There’s also some practical concerns in the OP that I think EA has dropped the ball on, such as building the sort of real community that would have retained greater support/membership over the years (my impression is the substantial majority of EAs who joined the movement more than 6 or 7 years ago have largely disengaged with it).
So I guess I’m noncommittally hopeful that this becomes something valuable—and remains, and Euan said, symbiotic with EA. If it just gives people who would have been somewhat supportive but felt too constrained a way to stay engaged with an encouraging community, that seems like it could be high value.
In hindsight I shouldn’t have used the phrase “what made EA good”, since by this point I’m skeptical about both the AI safety version and the “original spirit” of EA. I guess that makes me one of the people you’re describing who joined a long time ago (in my case, over a decade) and have now disengaged.
I do think that int/a is less likely than EA to be significantly harmful, and I’m excited about that. Whether or not it has a decent chance of actually doing something meaningful will depend a lot on the vision of the founders (and Euan in particular). Right now I’m not seeing what will prevent it from dissolving into the background of general hippie-adjacent things (kinda like a lot of the Game B and metacrisis stuff seems to have done). But we’ll see.
I suspect whether it helped or hindered folks likely depends on where they were pre-EA. Did they need to learn to pay more or less attention to cost effectiveness?
I can’t speak for everyone associated with integral autism, but at least for myself I don’t see it as about avoiding tradeoffs so much as about making tradeoffs against a wider set of considerations that are often left out by EAs.

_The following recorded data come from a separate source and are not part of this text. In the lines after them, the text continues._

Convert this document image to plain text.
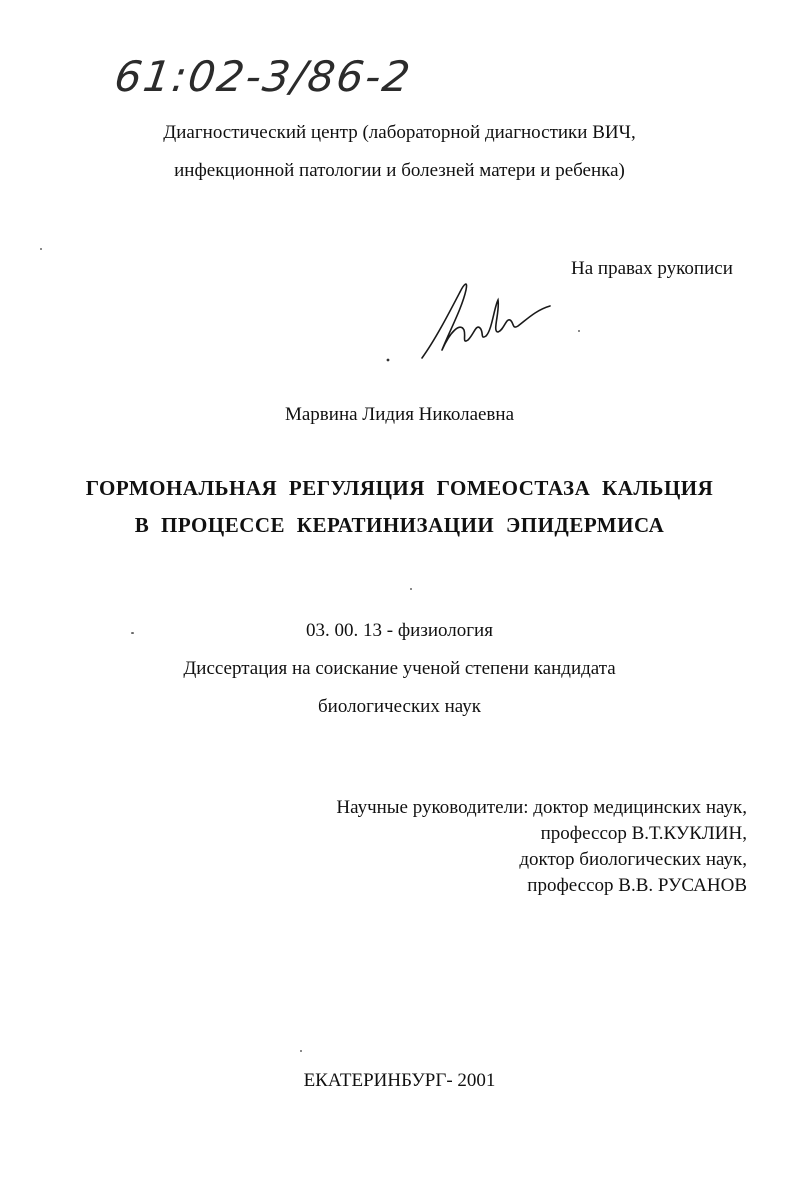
61:02-3/86-2
Диагностический центр (лабораторной диагностики ВИЧ,
инфекционной патологии и болезней матери и ребенка)
На правах рукописи
Марвина Лидия Николаевна
ГОРМОНАЛЬНАЯ РЕГУЛЯЦИЯ ГОМЕОСТАЗА КАЛЬЦИЯ
В ПРОЦЕССЕ КЕРАТИНИЗАЦИИ ЭПИДЕРМИСА
03. 00. 13 - физиология
Диссертация на соискание ученой степени кандидата
биологических наук
Научные руководители: доктор медицинских наук,
профессор В.Т.КУКЛИН,
доктор биологических наук,
профессор В.В. РУСАНОВ
ЕКАТЕРИНБУРГ- 2001
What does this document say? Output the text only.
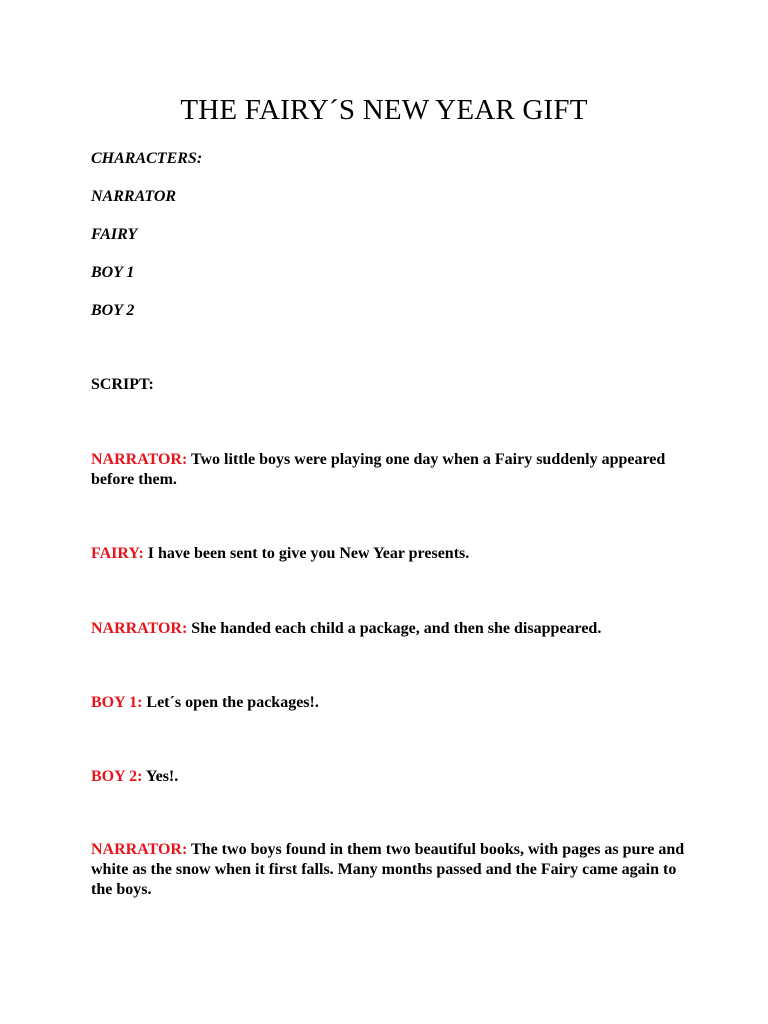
THE FAIRY´S NEW YEAR GIFT

CHARACTERS:

NARRATOR

FAIRY

BOY 1

BOY 2

SCRIPT:

NARRATOR: Two little boys were playing one day when a Fairy suddenly appeared before them.

FAIRY: I have been sent to give you New Year presents.

NARRATOR: She handed each child a package, and then she disappeared.

BOY 1: Let´s open the packages!.

BOY 2: Yes!.

NARRATOR: The two boys found in them two beautiful books, with pages as pure and white as the snow when it first falls. Many months passed and the Fairy came again to the boys.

For example, I’m generally more willing to evaluate interventions in non-consequentialist terms since looking at the consequentialist framing only, as many EAs do, can lead to classic right-magnitude-wrong-direction errors that would be easily caught by a deontological or virtue ethics frame.
But in practice I expect int/a to make its own errors that will need correcting. One way someone I know put it, EA is fundamentally Protestant, int/a is fundamentally Buddhist. Both want to do good in the world, but each has a different view of what that world is.
Any examples of interventions EA might overlook that int/a rates highly in your view? (No need to speak for others)
I think it more often goes the other way, in that there are interventions that look good to EAs that look less good to int/a. For example, I’m relative negative on unconditional cash transfers, and I think most of the evidence showing they work is too narrowly scoped and fails to consider what happens to a society that is nicer only because of handouts and is failing to build a self-sustaining economic engine needed for the niceness to persist. I know some such programs are aware of this problem and try to address it, but it also leaves me feeling like there might be better solutions.
I guess on the other side maybe I’d say EA is by default too negative on arts charities. I’m not saying that your typical arts charity is effective, but I am saying I think it’d be a mistake if we reallocated all arts funding to top GiveWell charities, as access to museums is worth something even if it’s hard to qualify against human lives (perhaps more generally, I think not all goods are actually as fungible as the typical EA thinks).
FWIW I doubt there are many (any?) EAs that would advocate for reallocating “ all arts funding to top GiveWell charities”. Everything is at the margin!
It’s worth restating what I said in the post here:
And
Getting into more detailed arguments of what EA is missing and precisely what they should do differently is quite a big project due to the inferential difference between EA and liminal land, and one that I hope int/a can attempt in the future.